- Supreme Court of the United States

Argued February 26, 1990 Decided April 18, 1990
- Full case name: Minnesota v. Olson
- Citations: 495 U.S. 91 (more)

Holding
- A person staying as a guest in the house of another has a legal expectation of privacy; warrantless entry into that house to arrest the person taints the arrest.

Court membership
- Chief Justice William Rehnquist Associate Justices William J. Brennan Jr. · Byron White Thurgood Marshall · Harry Blackmun John P. Stevens · Sandra Day O'Connor Antonin Scalia · Anthony Kennedy

Case opinions
- Majority: White, joined by Brennan, Marshall, Stevens, O'Connor, Scalia, Kennedy
- Concurrence: Stevens, Kennedy
- Dissent: Rehnquist, Blackmun

Laws applied
- U.S. Const. amend. IV

= Minnesota v. Olson =

Minnesota v. Olson, 495 U.S. 91 (1990), is a landmark search and seizure case decided by the Supreme Court of the United States. In a 7–2 decision, the court held that a person staying as a guest in the house of another had a legal expectation of privacy, and that a warrantless entry into that house to arrest the person tainted the arrest and the individual's subsequent statements.

==Facts==
Police suspected a man named Olson of being the driver of a getaway car in a robbery-murder. After recovering the murder weapon and arresting the suspected murderer, they surrounded the home of two women with whom they believed Olson had been staying. When police telephoned the home and told one of the women that Olson should come out, a male voice was heard saying "tell them I left". Without seeking permission, and with weapons drawn, the police entered the home, found Olson hiding in a closet, and arrested him. Shortly thereafter, he made a self-incriminating statement, which the trial court refused to suppress. He was convicted of murder, armed robbery, and assault. The Minnesota Supreme Court reversed, ruling that Olson had a sufficient interest in the women's home to challenge the legality of his warrantless arrest, that the arrest was illegal because there were no exigent circumstances to justify warrantless entry, and that his statement was tainted, and should have been suppressed.

==Holding==
The U.S. Supreme Court upheld the determination of the Minnesota Supreme Court that the arrest violated Olson's rights under the Fourth Amendment to the United States Constitution.

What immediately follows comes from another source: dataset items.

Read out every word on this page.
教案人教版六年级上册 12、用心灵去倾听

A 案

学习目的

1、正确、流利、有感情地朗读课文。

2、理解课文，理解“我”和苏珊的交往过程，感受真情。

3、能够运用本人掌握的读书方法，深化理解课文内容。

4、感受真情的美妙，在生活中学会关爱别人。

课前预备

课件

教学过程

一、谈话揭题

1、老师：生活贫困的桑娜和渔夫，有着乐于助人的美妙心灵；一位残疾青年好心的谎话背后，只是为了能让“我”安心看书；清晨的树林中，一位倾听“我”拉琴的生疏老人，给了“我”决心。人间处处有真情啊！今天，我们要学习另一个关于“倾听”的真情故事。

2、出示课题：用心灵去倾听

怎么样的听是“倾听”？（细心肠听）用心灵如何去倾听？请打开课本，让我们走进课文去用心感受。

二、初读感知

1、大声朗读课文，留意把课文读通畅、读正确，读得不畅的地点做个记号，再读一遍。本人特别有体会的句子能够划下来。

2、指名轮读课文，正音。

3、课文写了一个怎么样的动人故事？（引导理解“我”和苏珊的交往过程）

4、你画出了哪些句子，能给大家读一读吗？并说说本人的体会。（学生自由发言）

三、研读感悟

Olson's status as an overnight guest was sufficient to show that he had an expectation of privacy in the home that society is prepared to recognize as reasonable. The state sought to distinguish the case from precedents where an overnight guest was left alone in the house, had a key to the premises, and could admit or exclude others, but the court found that these were not legally determinative. Instead, the court found that all citizens share the expectation that hosts will more likely than not respect their guests' privacy interests even if the guests have no legal interest in the premises and do not have the legal authority to determine who may enter the household.

The State Supreme Court applied essentially the correct standard in holding that there were no exigent circumstances justifying the warrantless entry: an entry may be justified by hot pursuit of a fleeing felon, the imminent destruction of evidence, the need to prevent a suspect's escape, or the risk of danger to the police or others; but, in the absence of hot pursuit, there must be at least probable cause to believe that one or more of the other factors were present and, in assessing the risk of danger, the gravity of the crime and likelihood that the suspect is armed should be considered. The lower court had noted that, although a grave crime was involved, Olson was known not to be the murderer and the murder weapon had been recovered; that there was no suggestion of danger to the women; that several police squads surrounded the house; that it was Sunday afternoon; that it was evident that the suspect was going nowhere; and that, if he came out of the house, he would have been promptly apprehended.

The case "addressed an important procedural question in Fourth Amendment litigation: Is the person seeking to challenge the legality of the search or seizure the "victim" of the government activity?" Despite not being the homeowner of the residence that was entered, Olson did have the legal right to object to the police entering the home.